Weston Barnes, 56, works at 3 Brothers Plumbing in Clancy, Mont.
- Don’t put grease down the kitchen sink. Scrape your dishes off in the garbage instead. Minimize what you put down the sink, especially if you're on a septic system.
- Products like Liquid-Plumr or Drano are not our friend. When they don’t work and you call us up, it makes our job harder.
- If you want to avoid a service call for a clog, a simple plunger works best, or a basic closet auger or snake. But most people don’t want to spend money on an auger.
- Only use a toilet for what it’s designed to do. I’ve seen where a little kid flushed a whole bedsheet down a toilet once. But one of the worst was a pair of athletic tights.
- The best way to keep a toilet bowl clean is to use a brush on a regular basis. I never put a cleaner in a toilet tank. They don’t work as well, and they can cause clogs.
“On a leash, keep your dog within 6 feet of you.”
Krista Magnifico, 48, owns a small-animal veterinary hospital in Jarrettsville, MD., and developed Pawbly.com, a pet health website.
- I hate retractable leashes. They’re dangerous. I’ve seen them do terrible damage to my clients — lacerating their hands, wrapping around their legs, making them trip and fall. They’re not safe for dogs, either — I’ve seen dogs on them who’ve been hit by cars. Your dog belongs within 6 feet of you at all times when outside.
- Yes, you really should brush your dog’s teeth. Relying on teeth-cleaning dog treats would be like chewing gum as your only dental health strategy. Each day wrap a piece of gauze around your finger and gently rub tooth surfaces down to the gumline. You don’t need a special brush, or even toothpaste.

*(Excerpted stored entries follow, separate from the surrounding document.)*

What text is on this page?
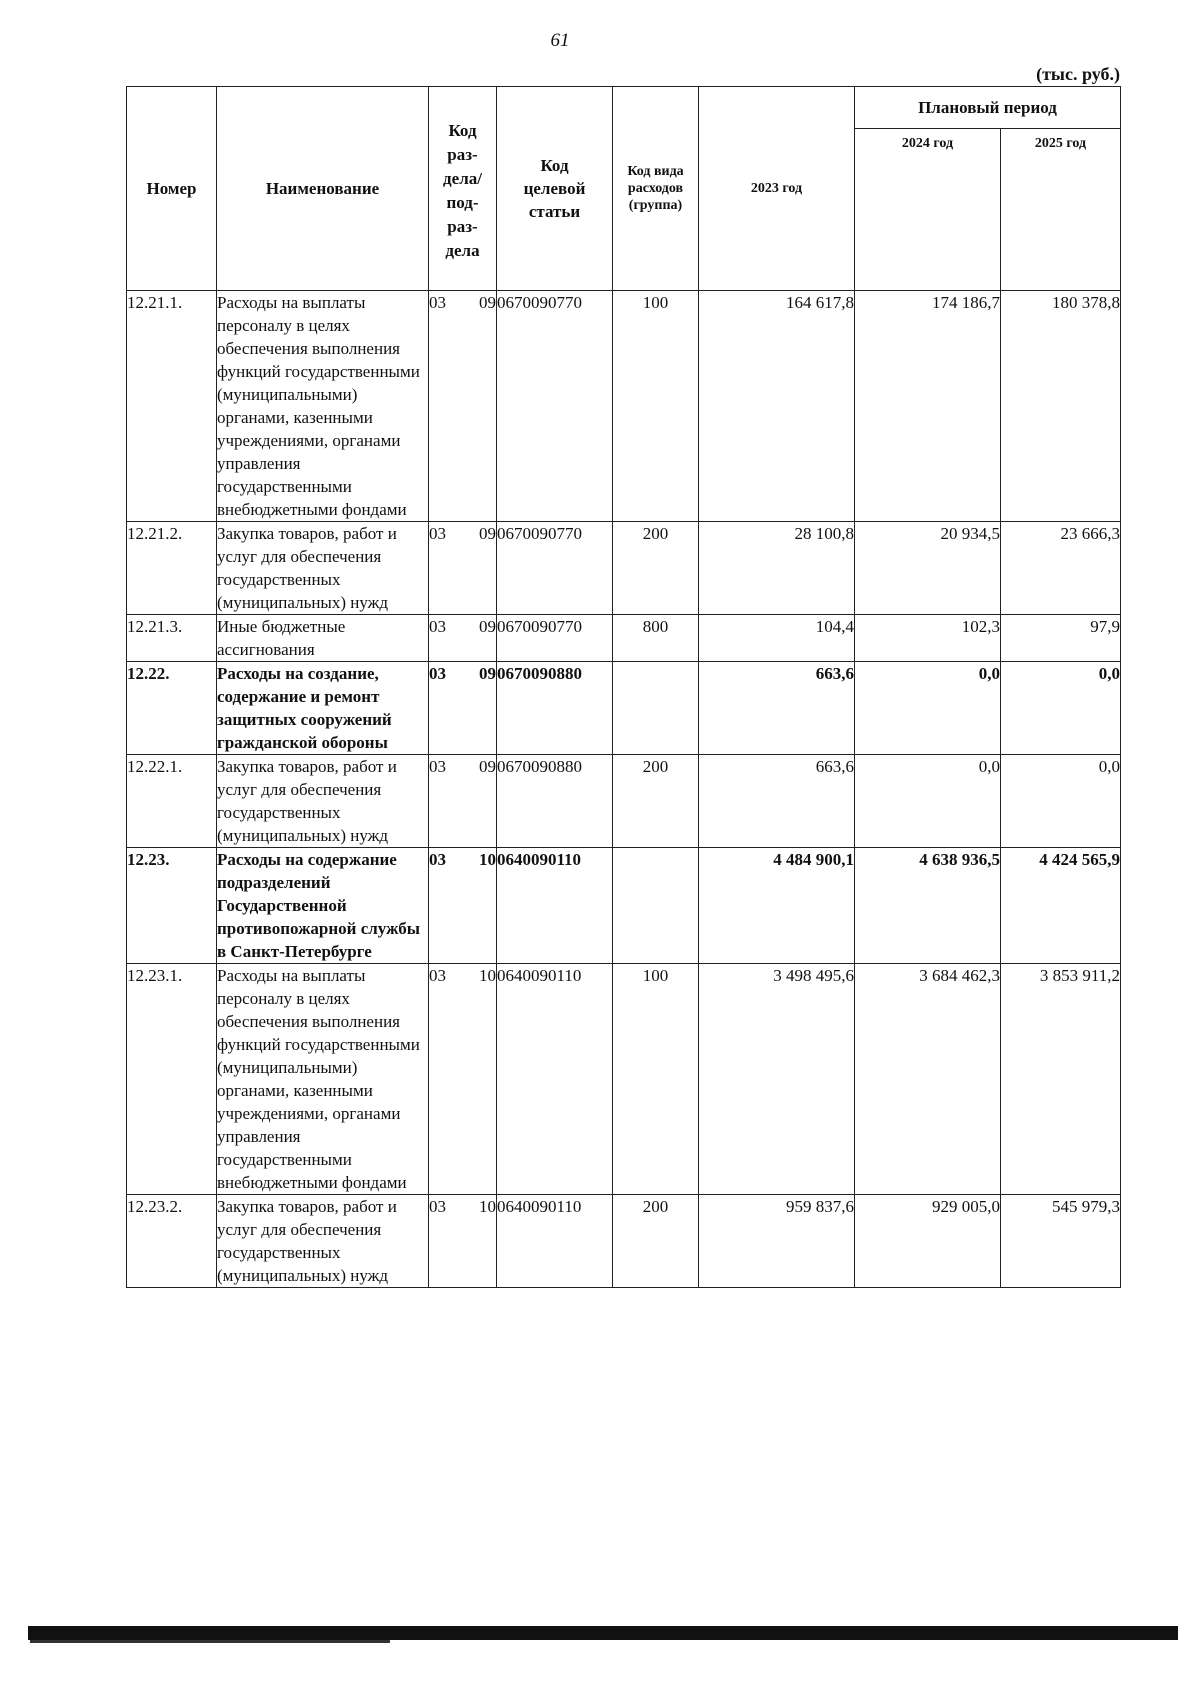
61
(тыс. руб.)
Номер	Наименование	Код раз-дела/ под-раз-дела	Код целевой статьи	Код вида расходов (группа)	2023 год	Плановый период	
						2024 год	2025 год
12.21.1.	Расходы на выплаты персоналу в целях обеспечения выполнения функций государственными (муниципальными) органами, казенными учреждениями, органами управления государственными внебюджетными фондами	03 09	0670090770	100	164 617,8	174 186,7	180 378,8
12.21.2.	Закупка товаров, работ и услуг для обеспечения государственных (муниципальных) нужд	03 09	0670090770	200	28 100,8	20 934,5	23 666,3
12.21.3.	Иные бюджетные ассигнования	03 09	0670090770	800	104,4	102,3	97,9
12.22.	Расходы на создание, содержание и ремонт защитных сооружений гражданской обороны	03 09	0670090880		663,6	0,0	0,0
12.22.1.	Закупка товаров, работ и услуг для обеспечения государственных (муниципальных) нужд	03 09	0670090880	200	663,6	0,0	0,0
12.23.	Расходы на содержание подразделений Государственной противопожарной службы в Санкт-Петербурге	03 10	0640090110		4 484 900,1	4 638 936,5	4 424 565,9
12.23.1.	Расходы на выплаты персоналу в целях обеспечения выполнения функций государственными (муниципальными) органами, казенными учреждениями, органами управления государственными внебюджетными фондами	03 10	0640090110	100	3 498 495,6	3 684 462,3	3 853 911,2
12.23.2.	Закупка товаров, работ и услуг для обеспечения государственных (муниципальных) нужд	03 10	0640090110	200	959 837,6	929 005,0	545 979,3
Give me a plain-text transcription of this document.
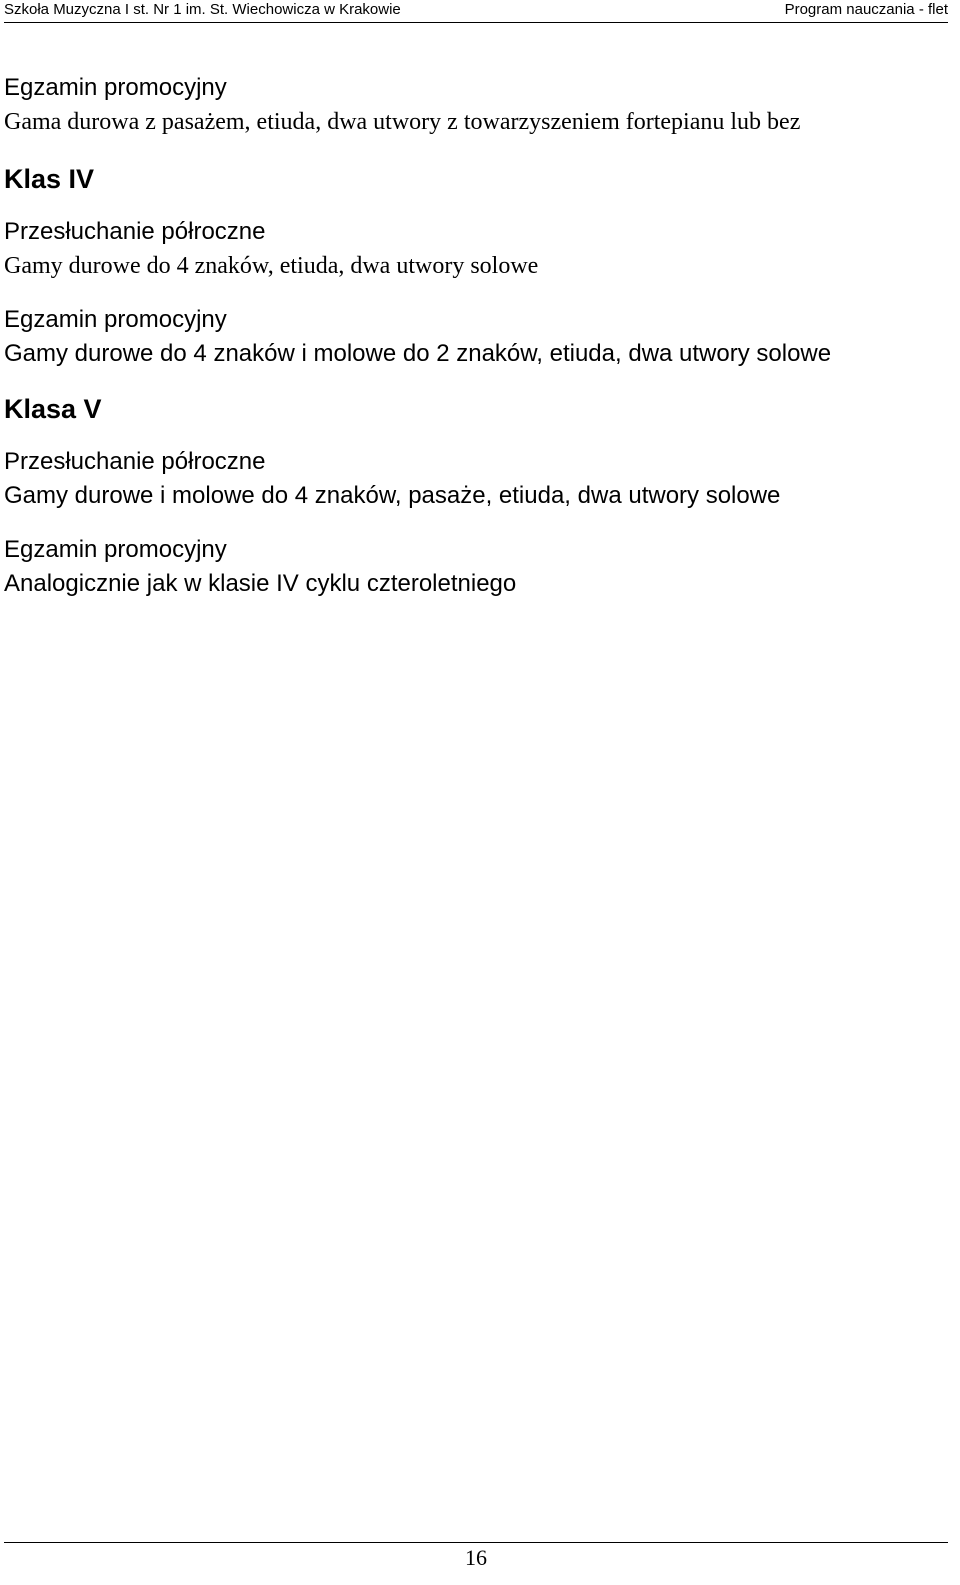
Szkoła Muzyczna I st. Nr 1 im. St. Wiechowicza w Krakowie	Program nauczania - flet
Egzamin promocyjny
Gama durowa z pasażem, etiuda, dwa utwory z towarzyszeniem fortepianu lub bez
Klas IV
Przesłuchanie półroczne
Gamy durowe do 4 znaków, etiuda, dwa utwory solowe
Egzamin promocyjny
Gamy durowe do 4 znaków i molowe do 2 znaków, etiuda, dwa utwory solowe
Klasa V
Przesłuchanie półroczne
Gamy durowe i molowe do 4 znaków, pasaże, etiuda, dwa utwory solowe
Egzamin promocyjny
Analogicznie jak w klasie IV cyklu czteroletniego
16
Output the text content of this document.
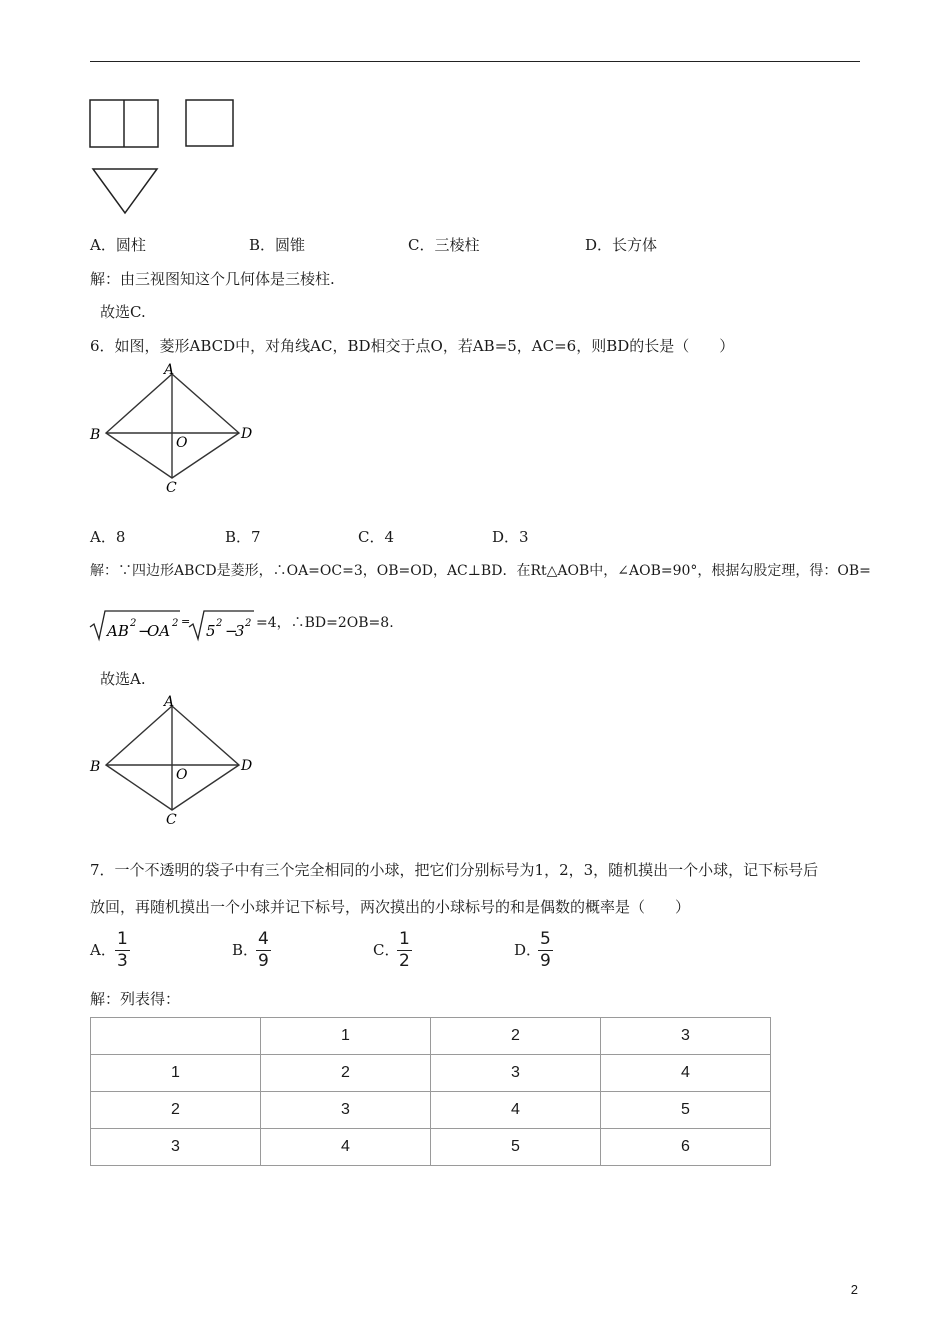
A．圆柱	B．圆锥	C．三棱柱	D．长方体
解：由三视图知这个几何体是三棱柱.
故选C.
6．如图，菱形ABCD中，对角线AC，BD相交于点O，若AB=5，AC=6，则BD的长是（　　）
A
B
C
D
O
A．8	B．7	C．4	D．3
解：∵四边形ABCD是菱形，∴OA=OC=3，OB=OD，AC⊥BD．在Rt△AOB中，∠AOB=90°，根据勾股定理，得：OB=
AB 2 −
OA 2 =
5 2 −
3 2 =4，∴BD=2OB=8.
故选A.
A
B
C
D
O
7．一个不透明的袋子中有三个完全相同的小球，把它们分别标号为1，2，3，随机摸出一个小球，记下标号后
放回，再随机摸出一个小球并记下标号，两次摸出的小球标号的和是偶数的概率是（　　）
A． $\frac{1}{3}$	B．
$\frac{4}{9}$	C．
$\frac{1}{2}$	D．
$\frac{5}{9}$
解：列表得：
	1	2	3
1	2	3	4
2	3	4	5
3	4	5	6
2
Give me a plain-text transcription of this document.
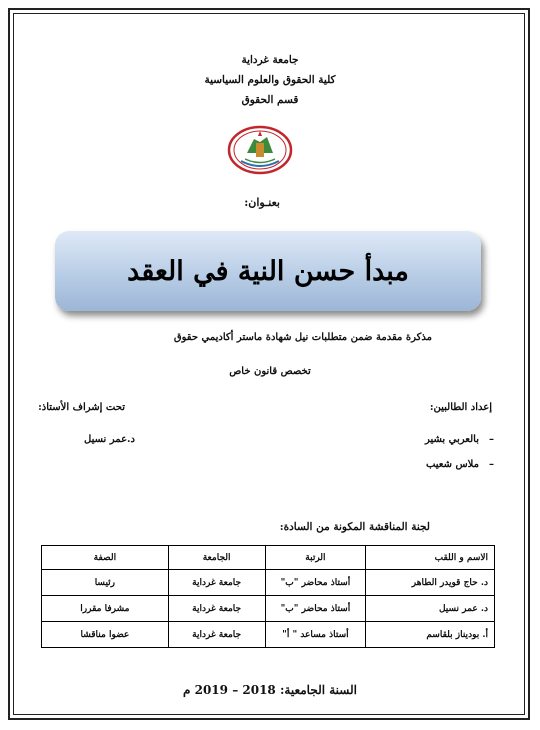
جامعة غرداية
كلية الحقوق والعلوم السياسية
قسم الحقوق
بعنـوان:
مبدأ حسن النية في العقد
مذكرة مقدمة ضمن متطلبات نيل شهادة ماستر أكاديمي حقوق
تخصص قانون خاص
إعداد الطالبين:
تحت إشراف الأستاذ:
–بالعربي بشير
–ملاس شعيب
د.عمر نسيل
لجنة المناقشة المكونة من السادة:
الاسم و اللقب	الرتبة	الجامعة	الصفة
د. حاج قويدر الطاهر	أستاذ محاضر "ب"	جامعة غرداية	رئيسا
د. عمر نسيل	أستاذ محاضر "ب"	جامعة غرداية	مشرفا مقررا
أ. بوديناز بلقاسم	أستاذ مساعد " أ"	جامعة غرداية	عضوا مناقشا
السنة الجامعية: 2018 – 2019 م
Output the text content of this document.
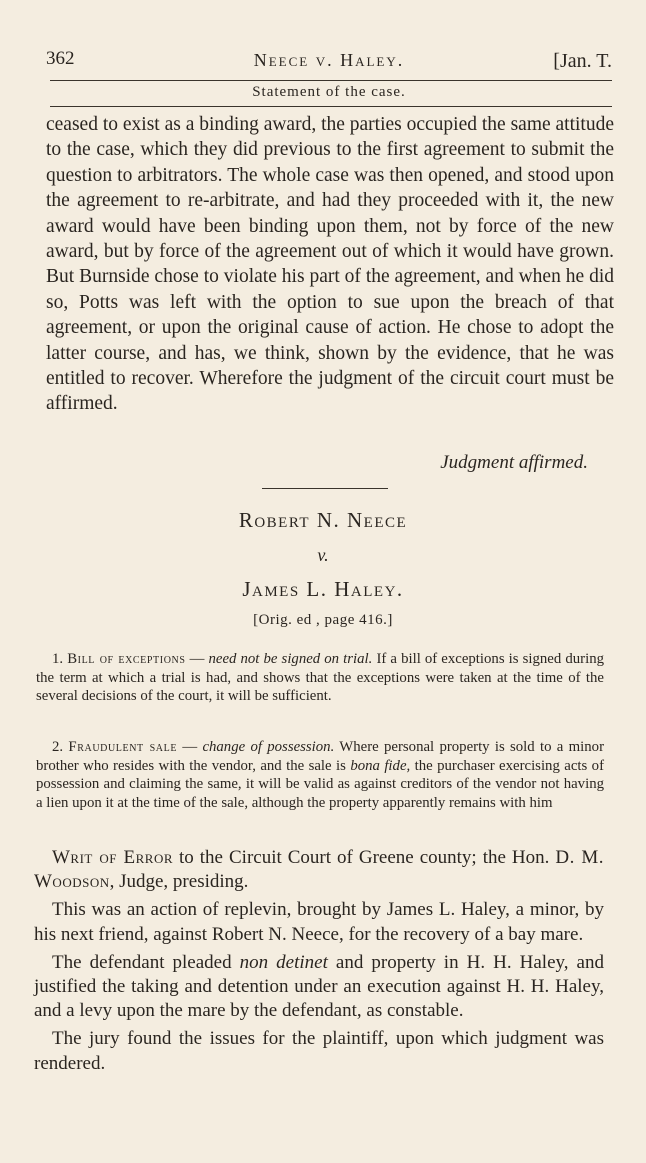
362	Neece v. Haley.	[Jan. T.
Statement of the case.

ceased to exist as a binding award, the parties occupied the same attitude to the case, which they did previous to the first agreement to submit the question to arbitrators. The whole case was then opened, and stood upon the agreement to re-arbitrate, and had they proceeded with it, the new award would have been binding upon them, not by force of the new award, but by force of the agreement out of which it would have grown. But Burnside chose to violate his part of the agreement, and when he did so, Potts was left with the option to sue upon the breach of that agreement, or upon the original cause of action. He chose to adopt the latter course, and has, we think, shown by the evidence, that he was entitled to recover. Wherefore the judgment of the circuit court must be affirmed.

Judgment affirmed.
Robert N. Neece
v.
James L. Haley.
[Orig. ed , page 416.]

1. Bill of exceptions — need not be signed on trial. If a bill of exceptions is signed during the term at which a trial is had, and shows that the exceptions were taken at the time of the several decisions of the court, it will be sufficient.

2. Fraudulent sale — change of possession. Where personal property is sold to a minor brother who resides with the vendor, and the sale is bona fide, the purchaser exercising acts of possession and claiming the same, it will be valid as against creditors of the vendor not having a lien upon it at the time of the sale, although the property apparently remains with him

Writ of Error to the Circuit Court of Greene county; the Hon. D. M. Woodson, Judge, presiding.

This was an action of replevin, brought by James L. Haley, a minor, by his next friend, against Robert N. Neece, for the recovery of a bay mare.

The defendant pleaded non detinet and property in H. H. Haley, and justified the taking and detention under an execution against H. H. Haley, and a levy upon the mare by the defendant, as constable.

The jury found the issues for the plaintiff, upon which judgment was rendered.
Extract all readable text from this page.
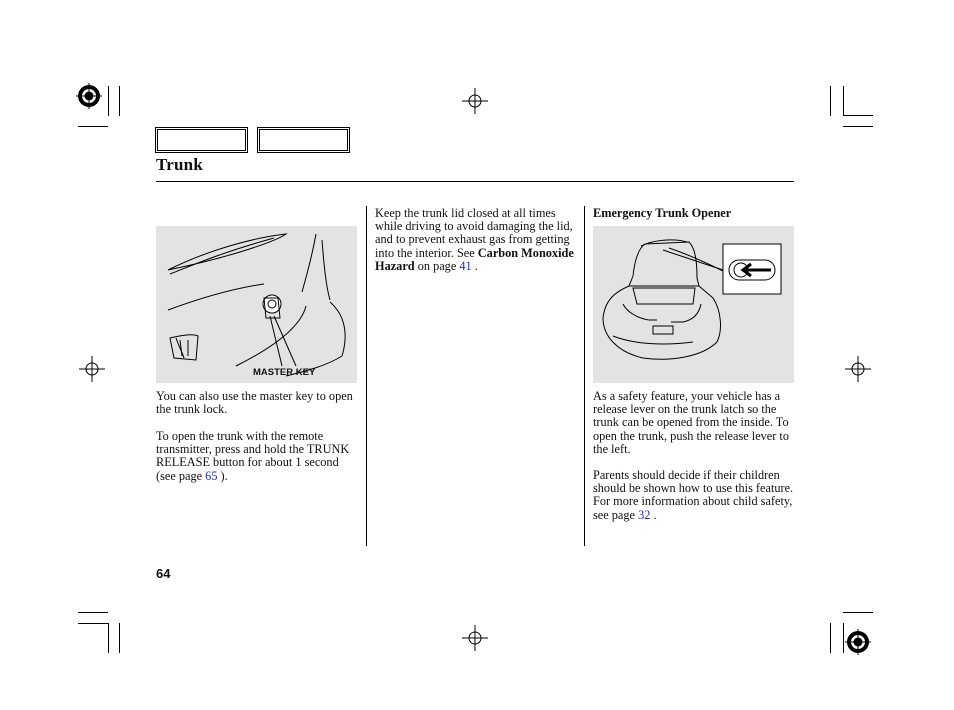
Trunk
MASTER KEY

You can also use the master key to open the trunk lock.

To open the trunk with the remote transmitter, press and hold the TRUNK RELEASE button for about 1 second (see page 65 ).

Keep the trunk lid closed at all times while driving to avoid damaging the lid, and to prevent exhaust gas from getting into the interior. See Carbon Monoxide Hazard on page 41 .

Emergency Trunk Opener

As a safety feature, your vehicle has a release lever on the trunk latch so the trunk can be opened from the inside. To open the trunk, push the release lever to the left.

Parents should decide if their children should be shown how to use this feature. For more information about child safety, see page 32 .

64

- It’s not just chocolate. Don’t give your dog grapes, raisins, avocado, macadamia nuts, the artificial sweetener xylitol or onions and garlic. If your dog eats one chocolate chip off the floor, he’s most likely just fine. If he just ate a candy bar, use one of the chocolate-consumption calculators online to determine if it is an emergency. All those other foods vets warn about? You shouldn’t give them to your dog, either. Garlic and onions affect red blood cells and can cause anemia, for example.
“You can insure your identity.”
— The insurance expert
Charles Robinson, 64, is an agent in Warrenton, VA.
- Notify your agent when you retire and stop driving 20 miles to and from work. There’s a discount for driving fewer miles.
- Did you know you can insure your identity? It’s available as a rider on many homeowner policies for as little as $25 a year. If your identity is stolen, the insurer will work with police and credit bureaus to restore your good name, and reimburse costs related to repairing your credit.
- You can save about $100 a year with some insurance companies by installing a tracking device to monitor your driving habits. I saved $98 last year doing so.
- Before you file a claim, talk with your agent to make sure it’s valid. If mold is caused by a roof leak, or a pinprick in a pipe, for instance, it generally is not covered. A bad claim in the database could make it tougher to file a later claim.